Note de l'auteur : J'ai plein d'idées en ce moment qui me polluent la tête et m'empêchent d'écrire Mon ange déchu. Je m'applique donc à les en sortir en les publiant. Ce drabble (OS ? presque 4000 mots tout de même…) est un Mystwalker (le précédent était un Jerza). J'aime bien l'idée d'un petit recueil pour toutes mes idées de Mystwalker que je ne peux caser dans une vraie fiction… A creuser ! :D

Contexte : Jellal est le Roi d'Edolas qui revient de voyage et Erza et les autres ont quitté l'armée.


Vagabonde de mon cœur


Le bateau s'approchait de la côte et Jellal sourit en se postant à la proue, savourant les embruns sur son visage et l'odeur de l'océan. Il n'était pas revenu à Edolas depuis de longs mois et le pays lui manquait.

Le détroit se profila à l'horizon et le bleu retourna à la barre, prenant place à côté de Simon. Le géant lui sourit et regarda Sho se démener avec les cordages. Il savait que le Mikazuchi était content de rentrer. Sa petite sœur lui manquait beaucoup.

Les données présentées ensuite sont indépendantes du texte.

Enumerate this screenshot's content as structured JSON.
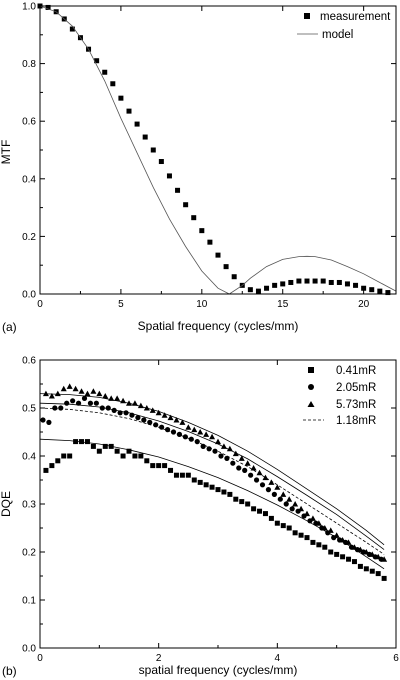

Jellal observa sur la roue en bois entre les mains du brun. Le détroit portait bien son nom et les vagues étaient parfois traîtres – en témoignaient les débris de bois et de voiles qui surnageaient près des petites falaises qui le bordaient.

Une ombre recouvrit le navire et il leva la tête pour observer le ventre d'une large créature volante. Sur son dos, deux personnes lui firent signe.

« Salut, ô gracieuse Majesté ! Enfin rentré au bercail ?, cria l'un d'eux avec un grand sourire.
- Oui, Hugues !, rit le bleu. Bonjour, Sugar Boy ! », ajouta-t-il à l'attention du second larron.

Celui-ci se contenta de le saluer de son chapeau orné d'une plume, mais il pouvait voir le sourire du blond.

« Youhou ! », hurla une voix aigüe de l'autre côté du détroit.

Jellal tourna la tête vers la gauche et son regard tomba sur un cheval galopant à toute allure, deux personnes sur son dos.

« Bonjour, Majesté !, cria à nouveau Coco en faisant de grands mouvements de bras. Elle se rattrapa toutefois rapidement à la taille de la deuxième cavalière, juste devant elle, pour éviter de tomber de la selle.
- Hé, Erza !, s'époumona Hugues d'un ton moqueur. Tu crois quand même pas arriver avant nous avec ton canasson ?
- Rendez-vous à Alisma, bande de limaces !, rétorqua la rousse sans même daigner les regarder. Jellal la connaissait toutefois assez pour deviner le sourire ironique qu'elle devait arborer.
- Tu parles !, répliqua Hugues. Si tu gagnes, je suis prêt à l'embrasser, ta vieille carne ! », déclara-t-il, sûr de sa victoire.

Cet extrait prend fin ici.